The discovery of the San Jose is being called the holy grail of shipwrecks because the galleon has a $1 billion worth of emeralds and gold and silver coins, making it the biggest sunken treasure in the world, the BBC reported.
For now, the submerged riches will remain on the bottom of the sea and it will take years to recover, Colombia’s president Juan Manuel Santos said, according to ABC News. No human has yet visited the site, only autonomous underwater vehicles that snapped pictures of dolphin-stamped bronze cannons that prove the shipwreck is the San Jose.
Though Santos said the actual location for the holy grail shipwreck will remain a state secret he plans to personally safeguard, he did hint that it was found near the Rosario Islands archipelago, near an island called Baru.
The shipwreck was found on Nov. 27 with the help of an international team of experts.

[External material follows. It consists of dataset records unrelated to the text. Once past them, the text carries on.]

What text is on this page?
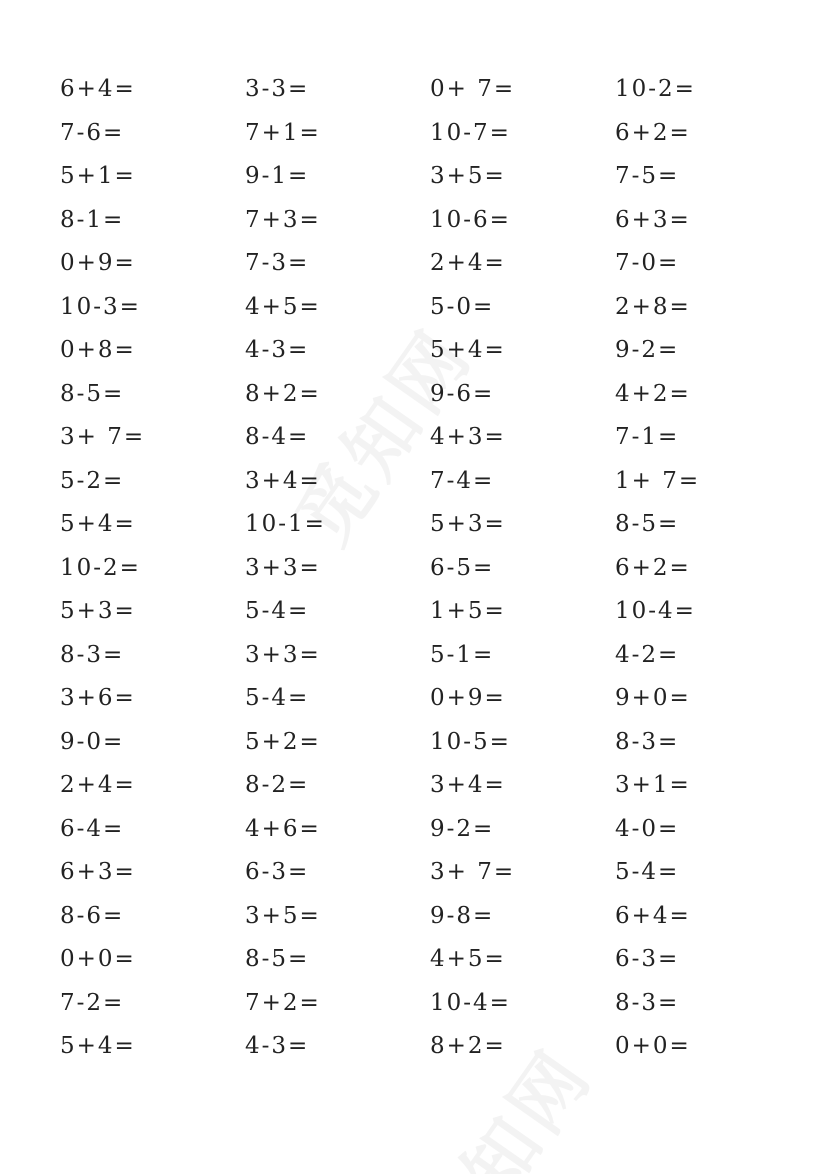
6+4=	3-3=	0+ 7=	10-2=
7-6=	7+1=	10-7=	6+2=
5+1=	9-1=	3+5=	7-5=
8-1=	7+3=	10-6=	6+3=
0+9=	7-3=	2+4=	7-0=
10-3=	4+5=	5-0=	2+8=
0+8=	4-3=	5+4=	9-2=
8-5=	8+2=	9-6=	4+2=
3+ 7=	8-4=	4+3=	7-1=
5-2=	3+4=	7-4=	1+ 7=
5+4=	10-1=	5+3=	8-5=
10-2=	3+3=	6-5=	6+2=
5+3=	5-4=	1+5=	10-4=
8-3=	3+3=	5-1=	4-2=
3+6=	5-4=	0+9=	9+0=
9-0=	5+2=	10-5=	8-3=
2+4=	8-2=	3+4=	3+1=
6-4=	4+6=	9-2=	4-0=
6+3=	6-3=	3+ 7=	5-4=
8-6=	3+5=	9-8=	6+4=
0+0=	8-5=	4+5=	6-3=
7-2=	7+2=	10-4=	8-3=
5+4=	4-3=	8+2=	0+0=
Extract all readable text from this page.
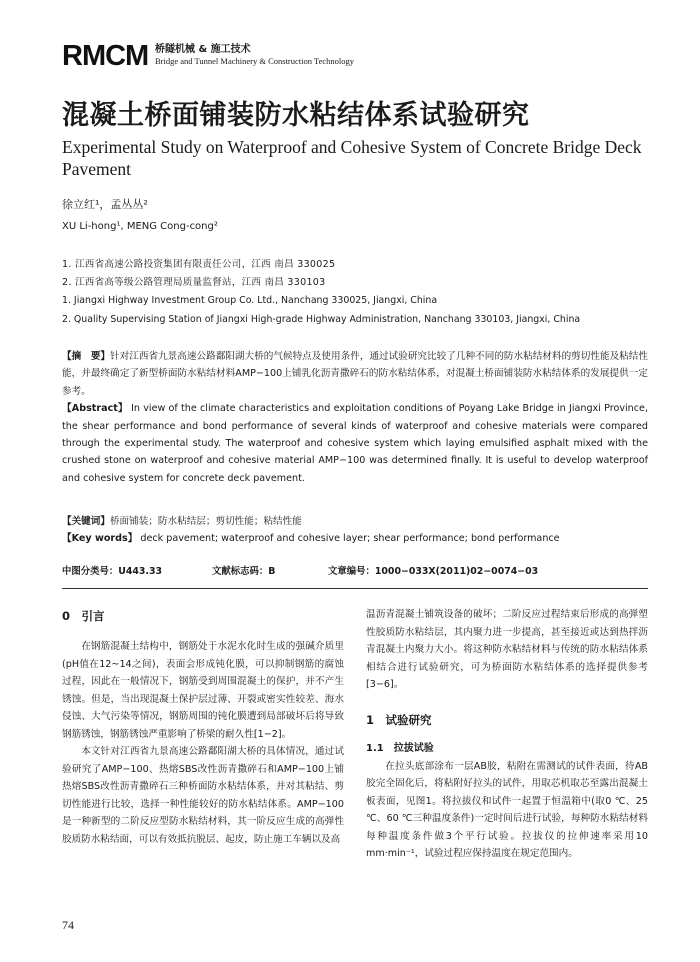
RMCM 桥隧机械 & 施工技术
Bridge and Tunnel Machinery & Construction Technology
混凝土桥面铺装防水粘结体系试验研究
Experimental Study on Waterproof and Cohesive System of Concrete Bridge Deck Pavement
徐立红¹，孟丛丛²
XU Li-hong¹, MENG Cong-cong²
1. 江西省高速公路投资集团有限责任公司，江西 南昌 330025
2. 江西省高等级公路管理局质量监督站，江西 南昌 330103
1. Jiangxi Highway Investment Group Co. Ltd., Nanchang 330025, Jiangxi, China
2. Quality Supervising Station of Jiangxi High-grade Highway Administration, Nanchang 330103, Jiangxi, China

【摘　要】针对江西省九景高速公路鄱阳湖大桥的气候特点及使用条件，通过试验研究比较了几种不同的防水粘结材料的剪切性能及粘结性能，并最终确定了新型桥面防水粘结材料AMP−100上铺乳化沥青撒碎石的防水粘结体系，对混凝土桥面铺装防水粘结体系的发展提供一定参考。

【Abstract】 In view of the climate characteristics and exploitation conditions of Poyang Lake Bridge in Jiangxi Province, the shear performance and bond performance of several kinds of waterproof and cohesive materials were compared through the experimental study. The waterproof and cohesive system which laying emulsified asphalt mixed with the crushed stone on waterproof and cohesive material AMP−100 was determined finally. It is useful to develop waterproof and cohesive system for concrete deck pavement.

【关键词】桥面铺装；防水粘结层；剪切性能；粘结性能

【Key words】 deck pavement; waterproof and cohesive layer; shear performance; bond performance

中图分类号：U443.33	文献标志码：B	文章编号：1000−033X(2011)02−0074−03
0　引言

在钢筋混凝土结构中，钢筋处于水泥水化时生成的强碱介质里(pH值在12~14之间)，表面会形成钝化膜，可以抑制钢筋的腐蚀过程，因此在一般情况下，钢筋受到周围混凝土的保护，并不产生锈蚀。但是，当出现混凝土保护层过薄、开裂或密实性较差、海水侵蚀、大气污染等情况，钢筋周围的钝化膜遭到局部破坏后将导致钢筋锈蚀，钢筋锈蚀严重影响了桥梁的耐久性[1−2]。

本文针对江西省九景高速公路鄱阳湖大桥的具体情况，通过试验研究了AMP−100、热熔SBS改性沥青撒碎石和AMP−100上铺热熔SBS改性沥青撒碎石三种桥面防水粘结体系，并对其粘结、剪切性能进行比较，选择一种性能较好的防水粘结体系。AMP−100是一种新型的二阶反应型防水粘结材料，其一阶反应生成的高弹性胶质防水粘结面，可以有效抵抗脱层、起皮，防止施工车辆以及高

温沥青混凝土铺筑设备的破坏；二阶反应过程结束后形成的高弹塑性胶质防水粘结层，其内聚力进一步提高，甚至接近或达到热拌沥青混凝土内聚力大小。将这种防水粘结材料与传统的防水粘结体系相结合进行试验研究，可为桥面防水粘结体系的选择提供参考[3−6]。

1　试验研究
1.1　拉拔试验

在拉头底部涂布一层AB胶，粘附在需测试的试件表面，待AB胶完全固化后，将粘附好拉头的试件，用取芯机取芯至露出混凝土板表面，见图1。将拉拔仪和试件一起置于恒温箱中(取0 ℃、25 ℃、60 ℃三种温度条件)一定时间后进行试验，每种防水粘结材料每种温度条件做3个平行试验。拉拔仪的拉伸速率采用10 mm·min⁻¹，试验过程应保持温度在规定范围内。

74
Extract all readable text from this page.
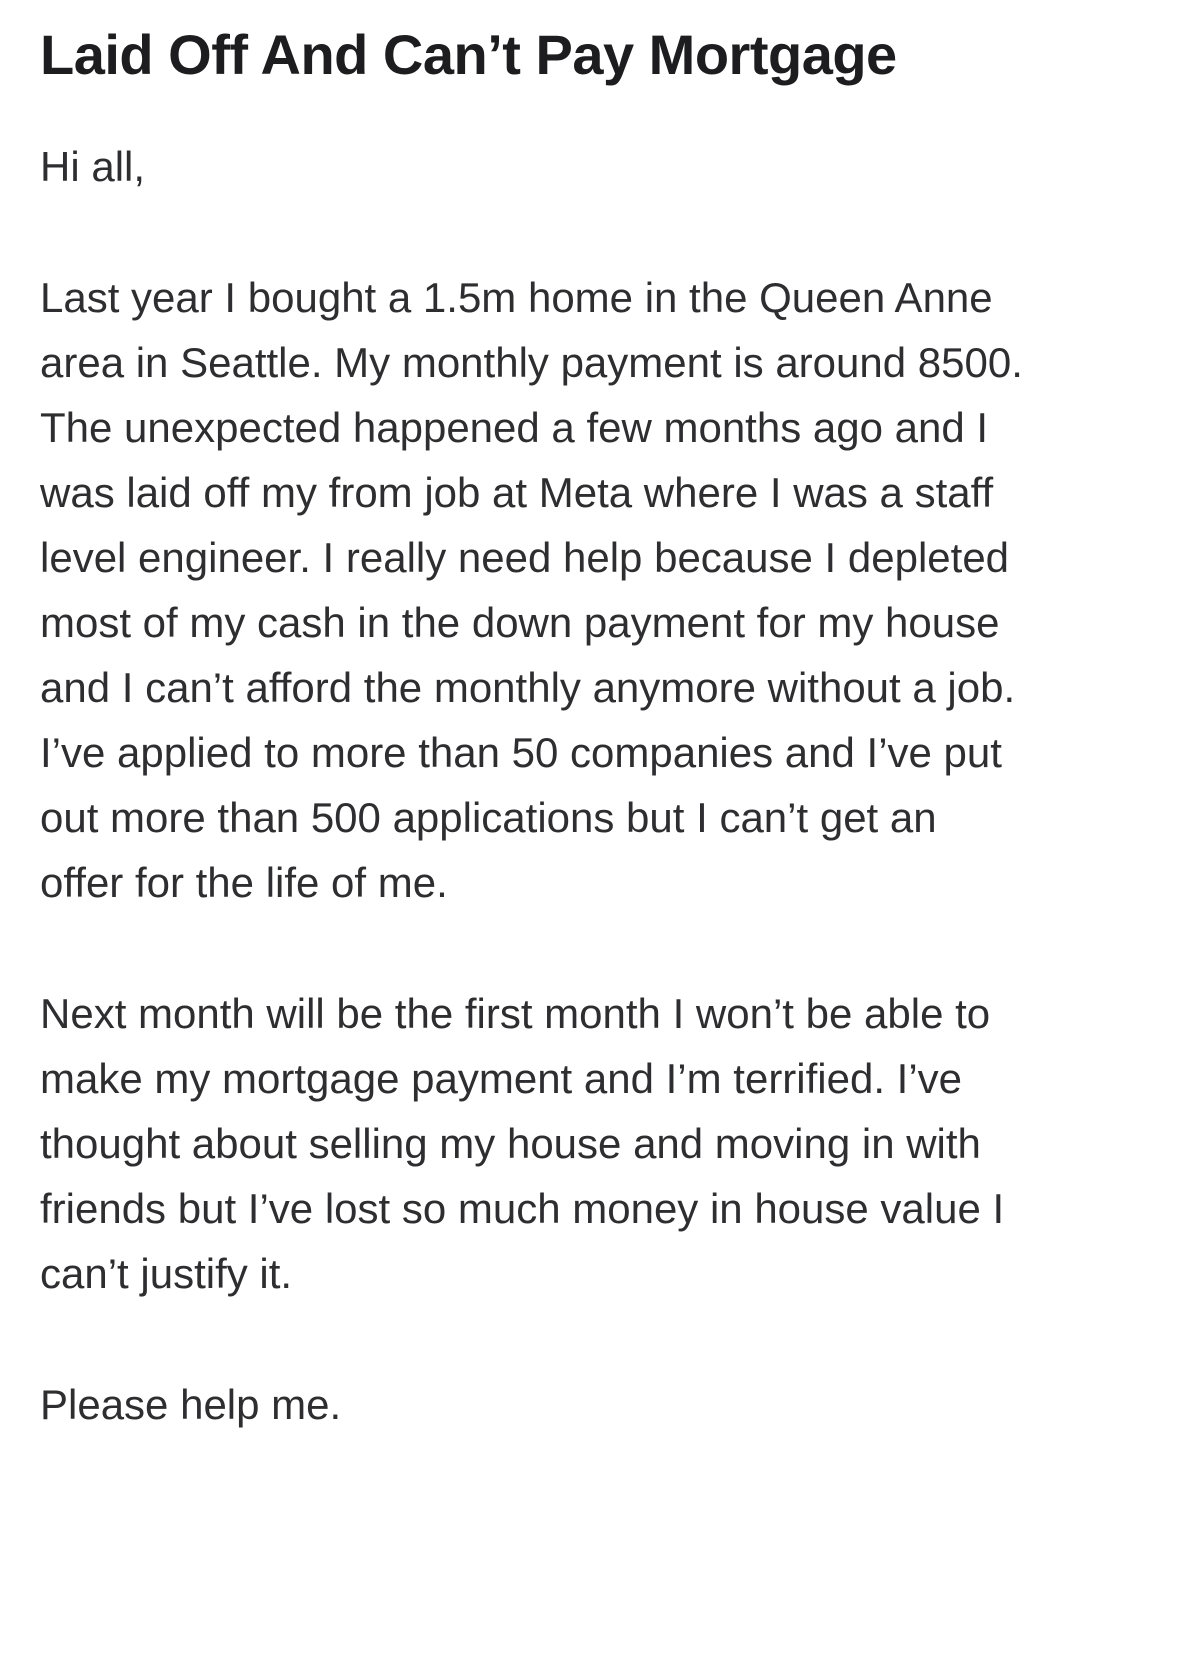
Laid Off And Can’t Pay Mortgage

Hi all,

Last year I bought a 1.5m home in the Queen Anne area in Seattle. My monthly payment is around 8500. The unexpected happened a few months ago and I was laid off my from job at Meta where I was a staff level engineer. I really need help because I depleted most of my cash in the down payment for my house and I can’t afford the monthly anymore without a job. I’ve applied to more than 50 companies and I’ve put out more than 500 applications but I can’t get an offer for the life of me.

Next month will be the first month I won’t be able to make my mortgage payment and I’m terrified. I’ve thought about selling my house and moving in with friends but I’ve lost so much money in house value I can’t justify it.

Please help me.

The San Jose was carrying gold, silver, gems, and jewelry collected in the South American colonies and headed to King Philip V, then at war with the British in the War of Spanish Succession, BBC explained. Spain needed the treasure to fund the war.
On June, 8, 1708, a fleet of British warships chased the San Jose in the Caribbean, outside the port city of Cartagena. Making the orders was English Commodore Charles Wager, who tracked down the ship 16 miles from the coast and sank it in 1,000 feet of water.
It’s believed most of a crew of 600 people were killed. At the time, reports suggested that the galleon exploded in the fighting. The San Jose was one of 1,000 galleons and merchant ships that sank near Colombia’s coral reefs during Spain’s 300 years of colonial rule.
In the decades and centuries afterward, the shipwreck earned its holy grail status because the ship was carrying the most treasure ever known to have been lost at sea. Colombian officials intend to house the loot in a museum, once it’s all been lugged to the surface.
Santos said the find “constitutes one of the greatest – if not the biggest, as some say – discoveries of submerged patrimony in the history of mankind.”
That’s probably why the holy grail shipwreck has been the center the holy grail of legal battles, pitted between Colombia and an American shipwreck salvage company, Reuters added. They’ve squabbled in the courts for decades over who gets to keep the loot.
This tussle was notably out of Santos’ speech about the discovery and no new information about the state of that disagreement was released.
It all started back in 1982, when Sea Search Armada announced it found the holy grail of shipwrecks 700 feet beneath the surface of the water (take note that this is a very different location from the one where the president said it was found).
At the time, the South American nation and the private company were partners. Maritime law long-ago held that whomever finds a shipwreck is entitled to half the treasure, and two years after SSA found it, Colombia balked at tradition and slashed SSA’s take to a 5 percent “finder’s fee.”
A legal wrangling has persisted in the years after. SSA has sued, claiming billions of dollars for breach of contract. In 2011, an American court dismissed their suit and ruled that the shipwreck’s treasure belonged to Colombia.
The ruling has stuck ever since and the country’s supreme court just ordered the ship to be recovered before the fight over the booty could be resolved.